Leetcode: 843. Guess the Word

Pattern: Remove max number of candidates every turn.
Can we break-down the problem in small and easily to solve parts? There are two important parts of the problem: (1) filter words after a guess and (2) pick the best guess. For the first, we have to filter all words which the number of matches is different than the number of matches from the last guess (the secret will have to match these letters any way). The more problematic guess is the one that returns 0. In this situation, we want to remove the maximum number of words as possible. To do that, we take the word that contains the most frequent letter per position. If it returns 0, then you are guaranteed to remove as much words as possible.

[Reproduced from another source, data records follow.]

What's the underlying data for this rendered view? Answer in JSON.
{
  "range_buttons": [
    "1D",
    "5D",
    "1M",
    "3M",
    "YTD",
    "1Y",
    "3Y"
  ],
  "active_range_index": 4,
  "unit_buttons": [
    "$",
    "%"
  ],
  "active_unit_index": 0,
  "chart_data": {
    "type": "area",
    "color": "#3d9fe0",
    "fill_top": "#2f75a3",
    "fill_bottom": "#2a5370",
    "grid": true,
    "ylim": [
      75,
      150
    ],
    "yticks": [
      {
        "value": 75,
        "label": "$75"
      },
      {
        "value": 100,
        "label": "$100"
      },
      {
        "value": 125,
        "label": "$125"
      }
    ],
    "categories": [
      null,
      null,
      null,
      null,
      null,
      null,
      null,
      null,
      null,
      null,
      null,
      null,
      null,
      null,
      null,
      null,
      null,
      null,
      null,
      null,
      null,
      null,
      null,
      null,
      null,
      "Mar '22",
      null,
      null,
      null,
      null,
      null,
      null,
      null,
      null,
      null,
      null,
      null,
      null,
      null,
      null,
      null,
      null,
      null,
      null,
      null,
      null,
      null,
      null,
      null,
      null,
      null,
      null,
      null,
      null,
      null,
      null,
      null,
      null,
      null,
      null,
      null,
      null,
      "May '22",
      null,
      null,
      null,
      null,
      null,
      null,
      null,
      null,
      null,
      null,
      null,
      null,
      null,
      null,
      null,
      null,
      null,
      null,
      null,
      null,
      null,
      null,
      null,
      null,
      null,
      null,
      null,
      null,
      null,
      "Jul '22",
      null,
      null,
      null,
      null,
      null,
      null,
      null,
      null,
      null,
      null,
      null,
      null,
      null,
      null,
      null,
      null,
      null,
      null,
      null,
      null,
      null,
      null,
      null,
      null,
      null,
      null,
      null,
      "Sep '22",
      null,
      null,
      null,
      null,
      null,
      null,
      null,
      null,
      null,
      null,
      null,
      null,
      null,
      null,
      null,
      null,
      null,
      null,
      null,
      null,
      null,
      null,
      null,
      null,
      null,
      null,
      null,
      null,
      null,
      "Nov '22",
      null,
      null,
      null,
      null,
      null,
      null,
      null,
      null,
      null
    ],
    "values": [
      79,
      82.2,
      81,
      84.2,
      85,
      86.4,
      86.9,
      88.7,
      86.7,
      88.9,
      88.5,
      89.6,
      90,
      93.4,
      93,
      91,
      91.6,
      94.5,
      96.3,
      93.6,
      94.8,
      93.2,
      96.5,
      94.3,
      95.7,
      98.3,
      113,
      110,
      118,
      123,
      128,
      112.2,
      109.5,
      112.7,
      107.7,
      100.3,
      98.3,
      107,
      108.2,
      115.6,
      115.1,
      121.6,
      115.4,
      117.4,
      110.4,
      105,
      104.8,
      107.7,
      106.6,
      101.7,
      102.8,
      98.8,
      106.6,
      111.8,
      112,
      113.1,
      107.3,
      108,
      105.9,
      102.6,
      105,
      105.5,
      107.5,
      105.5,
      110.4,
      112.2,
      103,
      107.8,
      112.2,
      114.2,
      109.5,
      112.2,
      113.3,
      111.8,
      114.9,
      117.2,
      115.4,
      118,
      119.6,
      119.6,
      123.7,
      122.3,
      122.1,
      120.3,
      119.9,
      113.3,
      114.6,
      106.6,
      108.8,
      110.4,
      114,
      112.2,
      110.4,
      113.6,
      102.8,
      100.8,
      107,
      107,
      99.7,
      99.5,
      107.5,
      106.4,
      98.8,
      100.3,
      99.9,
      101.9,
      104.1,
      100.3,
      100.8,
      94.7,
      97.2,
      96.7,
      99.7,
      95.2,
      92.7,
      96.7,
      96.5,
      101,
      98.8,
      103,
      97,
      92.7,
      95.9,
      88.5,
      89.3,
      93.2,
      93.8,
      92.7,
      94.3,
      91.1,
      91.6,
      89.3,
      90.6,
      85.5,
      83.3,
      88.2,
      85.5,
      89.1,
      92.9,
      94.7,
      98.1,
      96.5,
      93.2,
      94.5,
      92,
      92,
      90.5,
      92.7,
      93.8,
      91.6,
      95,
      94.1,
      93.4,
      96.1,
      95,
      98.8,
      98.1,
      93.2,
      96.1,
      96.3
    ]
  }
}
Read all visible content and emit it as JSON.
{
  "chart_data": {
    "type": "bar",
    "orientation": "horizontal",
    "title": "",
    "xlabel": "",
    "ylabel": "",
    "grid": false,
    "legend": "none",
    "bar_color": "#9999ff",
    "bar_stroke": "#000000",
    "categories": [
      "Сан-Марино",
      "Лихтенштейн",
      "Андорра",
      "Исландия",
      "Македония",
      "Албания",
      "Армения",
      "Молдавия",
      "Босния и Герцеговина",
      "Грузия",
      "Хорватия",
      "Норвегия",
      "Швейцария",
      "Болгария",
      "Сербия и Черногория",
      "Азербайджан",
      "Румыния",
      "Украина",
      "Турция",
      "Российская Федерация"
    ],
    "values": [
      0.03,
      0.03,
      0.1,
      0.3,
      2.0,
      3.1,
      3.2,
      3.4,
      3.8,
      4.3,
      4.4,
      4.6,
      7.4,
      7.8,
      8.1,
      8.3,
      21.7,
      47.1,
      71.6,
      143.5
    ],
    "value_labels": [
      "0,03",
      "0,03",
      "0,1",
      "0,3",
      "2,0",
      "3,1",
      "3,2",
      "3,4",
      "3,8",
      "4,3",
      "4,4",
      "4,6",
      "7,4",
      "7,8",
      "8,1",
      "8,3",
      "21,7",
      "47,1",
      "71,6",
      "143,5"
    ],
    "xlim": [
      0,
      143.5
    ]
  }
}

Time and space complexity are \(O(n)\).

from typing import List

# """
# This is Master's API interface.
# You should not implement it, or speculate about its implementation
# """
# class Master:
#     def guess(self, word: str) -> int:


class Solution:
    def findSecretWord(self, wordlist: List[str], master: "Master") -> None:
        N = len(wordlist[0])

        f = [Counter(w[i] for w in wordlist) for i in range(6)]
        wordlist.sort(reverse=True, key=lambda w: sum(f[i][c] for i, c in enumerate(w)))

        @cache
        def guess(s1, s2):
            ans = 0
            for a, b in zip(s1, s2):
                ans += 1 if a == b else 0
            return ans

        value = 0
        for _ in range(30):
            if not wordlist or value == N:
                break
            candidate = wordlist[0]
            value = master.guess(candidate)
            wordlist = [
                w for w in wordlist if w != candidate and guess(candidate, w) == value
            ]